The QOF system for GP payments should be scrapped, RCGP chair Professor Martin Marshall has said.
The current system ‘doesn’t make sense whatsoever’, he added.
Professor Marshall made the comments during an evidence session held today for the health and social care committee’s inquiry into the future of general practice, led by former health secretary Jeremy Hunt.
When asked by Mr Hunt whether it is ‘time to scrap QOF’ in England, Professor Marshall said: ‘Yes, from a college perspective, I think we should.’
He added: ‘When QOF was introduced in 2004, I think it served some really important functions. It systematised care [and] it produced a more team-based approach towards long-term condition care. That was good.
‘But now we see the downsides. Particularly the kind of the bureaucratic and low trust approach towards managing professional behaviour and the inflexible approach far outweigh any benefits.’

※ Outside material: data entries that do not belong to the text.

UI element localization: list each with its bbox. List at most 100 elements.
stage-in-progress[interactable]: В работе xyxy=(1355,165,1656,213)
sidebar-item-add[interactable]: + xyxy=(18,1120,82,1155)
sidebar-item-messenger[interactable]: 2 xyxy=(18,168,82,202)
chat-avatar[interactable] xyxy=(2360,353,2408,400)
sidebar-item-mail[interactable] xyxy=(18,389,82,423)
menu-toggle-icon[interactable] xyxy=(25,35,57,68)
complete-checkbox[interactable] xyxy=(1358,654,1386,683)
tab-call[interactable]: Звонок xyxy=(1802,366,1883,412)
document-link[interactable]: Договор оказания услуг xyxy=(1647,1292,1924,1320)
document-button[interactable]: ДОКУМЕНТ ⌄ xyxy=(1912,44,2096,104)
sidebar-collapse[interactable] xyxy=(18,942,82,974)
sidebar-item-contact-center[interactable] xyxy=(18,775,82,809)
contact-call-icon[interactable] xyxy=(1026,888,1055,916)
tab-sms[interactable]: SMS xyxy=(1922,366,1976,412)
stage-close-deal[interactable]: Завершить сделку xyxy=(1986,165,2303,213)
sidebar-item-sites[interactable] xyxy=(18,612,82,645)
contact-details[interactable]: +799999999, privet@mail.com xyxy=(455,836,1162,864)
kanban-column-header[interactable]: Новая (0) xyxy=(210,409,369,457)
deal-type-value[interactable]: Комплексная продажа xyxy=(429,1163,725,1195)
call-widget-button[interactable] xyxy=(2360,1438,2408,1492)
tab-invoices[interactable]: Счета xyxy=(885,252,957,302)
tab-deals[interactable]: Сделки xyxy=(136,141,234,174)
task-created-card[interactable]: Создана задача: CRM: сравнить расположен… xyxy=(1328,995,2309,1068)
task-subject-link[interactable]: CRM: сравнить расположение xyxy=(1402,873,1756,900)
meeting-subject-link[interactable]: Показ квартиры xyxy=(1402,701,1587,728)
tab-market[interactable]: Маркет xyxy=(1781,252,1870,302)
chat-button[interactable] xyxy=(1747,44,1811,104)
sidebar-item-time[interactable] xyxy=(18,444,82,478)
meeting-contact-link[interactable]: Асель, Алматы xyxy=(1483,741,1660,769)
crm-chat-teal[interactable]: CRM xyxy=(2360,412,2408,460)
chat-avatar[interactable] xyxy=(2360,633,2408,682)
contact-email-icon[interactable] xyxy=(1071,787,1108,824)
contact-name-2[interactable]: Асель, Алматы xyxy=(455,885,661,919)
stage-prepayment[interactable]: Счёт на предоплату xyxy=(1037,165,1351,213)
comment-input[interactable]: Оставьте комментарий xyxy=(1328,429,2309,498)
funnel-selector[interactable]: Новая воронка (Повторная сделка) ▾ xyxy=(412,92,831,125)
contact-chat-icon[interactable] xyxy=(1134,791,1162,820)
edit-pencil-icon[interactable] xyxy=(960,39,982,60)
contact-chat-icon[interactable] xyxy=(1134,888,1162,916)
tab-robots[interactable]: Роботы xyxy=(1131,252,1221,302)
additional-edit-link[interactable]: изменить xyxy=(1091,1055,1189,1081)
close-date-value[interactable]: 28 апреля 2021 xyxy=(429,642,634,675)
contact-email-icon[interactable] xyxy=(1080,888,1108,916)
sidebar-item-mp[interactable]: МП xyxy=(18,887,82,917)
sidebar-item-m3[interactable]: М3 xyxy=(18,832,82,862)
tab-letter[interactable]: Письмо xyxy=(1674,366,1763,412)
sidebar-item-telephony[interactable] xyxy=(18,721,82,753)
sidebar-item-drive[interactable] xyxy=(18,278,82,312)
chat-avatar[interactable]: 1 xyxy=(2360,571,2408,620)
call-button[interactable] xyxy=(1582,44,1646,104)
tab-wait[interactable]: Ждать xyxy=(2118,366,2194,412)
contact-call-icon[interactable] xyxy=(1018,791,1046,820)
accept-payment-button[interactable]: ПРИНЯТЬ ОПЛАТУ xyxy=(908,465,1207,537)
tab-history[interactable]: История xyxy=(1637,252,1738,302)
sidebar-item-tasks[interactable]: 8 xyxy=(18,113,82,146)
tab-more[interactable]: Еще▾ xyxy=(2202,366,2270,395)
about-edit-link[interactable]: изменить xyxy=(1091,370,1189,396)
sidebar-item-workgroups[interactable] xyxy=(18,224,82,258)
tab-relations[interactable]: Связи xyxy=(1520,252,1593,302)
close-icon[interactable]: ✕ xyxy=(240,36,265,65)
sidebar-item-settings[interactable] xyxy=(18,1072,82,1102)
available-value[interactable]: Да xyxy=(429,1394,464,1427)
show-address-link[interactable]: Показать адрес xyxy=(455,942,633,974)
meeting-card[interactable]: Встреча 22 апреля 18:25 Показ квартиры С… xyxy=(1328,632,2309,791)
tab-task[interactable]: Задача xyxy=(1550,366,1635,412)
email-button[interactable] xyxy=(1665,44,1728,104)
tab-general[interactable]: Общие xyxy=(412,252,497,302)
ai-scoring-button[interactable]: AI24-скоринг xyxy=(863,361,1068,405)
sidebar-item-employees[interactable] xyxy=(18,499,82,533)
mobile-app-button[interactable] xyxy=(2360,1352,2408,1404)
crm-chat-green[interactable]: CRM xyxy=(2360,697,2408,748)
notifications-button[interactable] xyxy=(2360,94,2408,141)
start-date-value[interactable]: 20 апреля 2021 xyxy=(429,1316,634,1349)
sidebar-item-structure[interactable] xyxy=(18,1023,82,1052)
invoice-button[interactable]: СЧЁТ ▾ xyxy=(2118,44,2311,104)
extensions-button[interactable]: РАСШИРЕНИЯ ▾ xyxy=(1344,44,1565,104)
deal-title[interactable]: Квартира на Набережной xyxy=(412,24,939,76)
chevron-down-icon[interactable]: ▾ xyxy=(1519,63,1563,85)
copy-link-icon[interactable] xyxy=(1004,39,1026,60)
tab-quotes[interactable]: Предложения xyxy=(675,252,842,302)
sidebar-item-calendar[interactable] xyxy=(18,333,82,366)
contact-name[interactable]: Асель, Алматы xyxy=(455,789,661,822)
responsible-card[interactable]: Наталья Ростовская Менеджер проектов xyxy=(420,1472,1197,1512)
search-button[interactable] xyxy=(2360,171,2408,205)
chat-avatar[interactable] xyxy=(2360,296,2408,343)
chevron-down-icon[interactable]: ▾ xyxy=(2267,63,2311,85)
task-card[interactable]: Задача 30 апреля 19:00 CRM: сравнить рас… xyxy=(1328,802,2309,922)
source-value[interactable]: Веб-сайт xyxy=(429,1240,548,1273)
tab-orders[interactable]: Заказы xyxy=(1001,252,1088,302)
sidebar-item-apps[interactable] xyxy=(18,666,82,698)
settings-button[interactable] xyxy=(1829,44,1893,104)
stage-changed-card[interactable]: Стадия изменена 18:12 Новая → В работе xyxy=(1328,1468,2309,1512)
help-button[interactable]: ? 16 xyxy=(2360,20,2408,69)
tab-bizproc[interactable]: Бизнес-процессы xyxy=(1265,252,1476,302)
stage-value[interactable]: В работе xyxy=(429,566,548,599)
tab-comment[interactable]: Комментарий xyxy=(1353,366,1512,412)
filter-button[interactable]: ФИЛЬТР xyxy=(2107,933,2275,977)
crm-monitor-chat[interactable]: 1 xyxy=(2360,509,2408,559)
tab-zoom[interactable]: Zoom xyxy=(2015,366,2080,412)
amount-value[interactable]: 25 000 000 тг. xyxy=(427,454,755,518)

A ‘different kind of contract’ with ‘higher trust’ and less ‘box-ticking’ that enables GPs to ‘make the right decision’ for their patients and local context is ‘fundamentally important’, Professor Marshall said.
He told MPs: ‘If I just give you a practical example – I’ve got to give the same attention, according to QOF, to an asthmatic who is really well managed, maybe not even taking regular medication, as I do to an asthmatic who’s really poorly controlled.
‘The incentives are to deliver the same gear to both of them. It doesn’t make sense whatsoever. That’s why we need to be able to use our professional judgement to prioritise with the greatest clinical need.’
However, BMA England GP committee deputy chair Dr Kieran Sharrock argued that QOF should not be scrapped but ‘simplified’.
He said: ‘I don’t think it should be scrapped. [But] it certainly needs to be simplified and it certainly needs to build in measures that look at deprivation.
‘If you cannot recruit, you can’t provide good care and that then worsens health inequalities because you’re not being funded through QOF for giving good care.’
He added: ‘You need to find some way of incentivising those parts of QOF that can be delivered and making it more flexible and more simple, so it’s not so bureaucratic.’
Also speaking at the evidence session, Health Foundation senior policy fellow and GP Dr Becks Fisher said it is clear ‘QOF hasn’t necessarily achieved all it was hoping to’.
However, she added that ‘whether or not QOF should be abolished isn’t something that Health Foundation holds a particular position on’.
Mr Hunt suggested that QOF data could continue to be collected to ‘understand whether quality and safety standards are being met’, but that payments could follow a more ‘capitation-based model’ taking into account factors such as age and deprivation rather than being linked to ‘very specific outcomes in QOF’.
It comes as NHS England warned in December that payment for QOF and IIF ‘may be made later than usual’, as it set out the details of the temporary contract change aimed at freeing up GPs for Covid boosters.
NHS England also revealed parts of QOF and the IIF would be suspended and income-protected until next month to free up GP capacity for delivery of the expanded Covid booster programme.
Speaking at the evidence session, Dr Sharrock also warned that PCNs have ‘worsened’ health inequalities.
And Dr Sharrock and Professor Marshall called for all health professionals working in secondary care to spend ‘at least’ a year working in general practice as part of their training to reduce ‘inappropriate workload transfer’.